NKY Educators Join Fight Against Scholarship Tax Credit Bill

Mar 4, 2019

Superintendents from 17 Northern Kentucky school districts are speaking out in opposition to Kentucky House Bill 205, the "Scholarship Tax Credit" bill. The leaders say schools could lose millions of dollars if the bill is passed into law.

"If you have a child in public school, House Bill 205 is an attack on you and your child," says Campbell County Superintendent David Rust, speaking at a news conference organized by the Northern Kentucky Cooperative for Education Services.

Educators across the Commonwealth spoke out against the bill Monday ahead of its planned hearing at a Tuesday committee meeting in Frankfurt.

As Kentucky Public Radio member station WKYU reports, the bill "would allow private citizens and businesses to support Scholarship Granting Organizations, or SGOs, and in return receive a nonrefundable state tax credit. The money given to the SGO would then be used to create scholarships for low-income families wanting to send their children to private schools."

The proposal is for a 95 percent tax credit. Member station WFPL says that means "any donor who gives $1,000 and claims the credit would reduce their final state tax bill by $950. This is a more significant tax break than an itemized charitable deduction, which reduces a donor’s taxable income."

"This measure is nothing more than a backdoor effort for private school vouchers that would certainly steer millions of dollars from our already strapped and underfunded public schools," Rust says.

Kentucky's constitution bans spending tax dollars on private schools, leading many to argue that a school voucher system would be unconstitutional.

School Choice Scholarships, a Louisville-based nonprofit that grants scholarships to low-income K-8 students to attend private school, supports the bill. Executive Director Heather Huddleston says HB 205 would enable the organization to offer more scholarships, reach more children and possibly expand to high school students.

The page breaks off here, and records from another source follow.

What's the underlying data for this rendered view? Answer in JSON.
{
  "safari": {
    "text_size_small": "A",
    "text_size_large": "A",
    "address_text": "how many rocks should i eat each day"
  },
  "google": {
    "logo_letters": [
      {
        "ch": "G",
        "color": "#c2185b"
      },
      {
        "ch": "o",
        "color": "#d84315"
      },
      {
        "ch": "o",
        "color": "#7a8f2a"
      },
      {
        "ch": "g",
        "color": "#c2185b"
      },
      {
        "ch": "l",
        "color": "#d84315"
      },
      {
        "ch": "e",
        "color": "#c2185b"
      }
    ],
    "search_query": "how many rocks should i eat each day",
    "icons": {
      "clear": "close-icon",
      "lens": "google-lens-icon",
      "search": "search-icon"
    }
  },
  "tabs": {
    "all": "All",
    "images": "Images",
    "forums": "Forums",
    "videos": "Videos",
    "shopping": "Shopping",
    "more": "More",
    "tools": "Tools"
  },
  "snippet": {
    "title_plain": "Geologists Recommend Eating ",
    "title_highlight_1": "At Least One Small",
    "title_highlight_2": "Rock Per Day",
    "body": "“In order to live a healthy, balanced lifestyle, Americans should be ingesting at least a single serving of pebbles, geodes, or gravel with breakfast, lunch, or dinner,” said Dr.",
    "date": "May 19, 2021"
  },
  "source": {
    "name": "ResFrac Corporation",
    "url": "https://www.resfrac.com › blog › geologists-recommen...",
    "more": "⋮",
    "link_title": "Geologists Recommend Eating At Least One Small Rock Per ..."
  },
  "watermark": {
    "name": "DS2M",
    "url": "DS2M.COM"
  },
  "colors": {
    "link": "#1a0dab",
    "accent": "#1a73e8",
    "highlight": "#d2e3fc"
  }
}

Opponents - which number all of Kentucky's 173 public school superintendents, according to KY 120 United - point to an impact study done last year about a similar bill that concluded the state would lose $21 million in revenue in the first year.

Covington Independent Superintendent Alvin Garrison points to Senate Bill 1, the "School Safety Bill," which has been sent to Gov. Matt Bevin. He applauds the bill's measures but says it lacks funding to implement them. Likewise, he says, "At a time when school safety is on the minds of everyone associated with public education and funding is not available, a bill - House Bill 205 - that will reduce the revenue in the state of Kentucky by $25 million in the first year is unacceptable."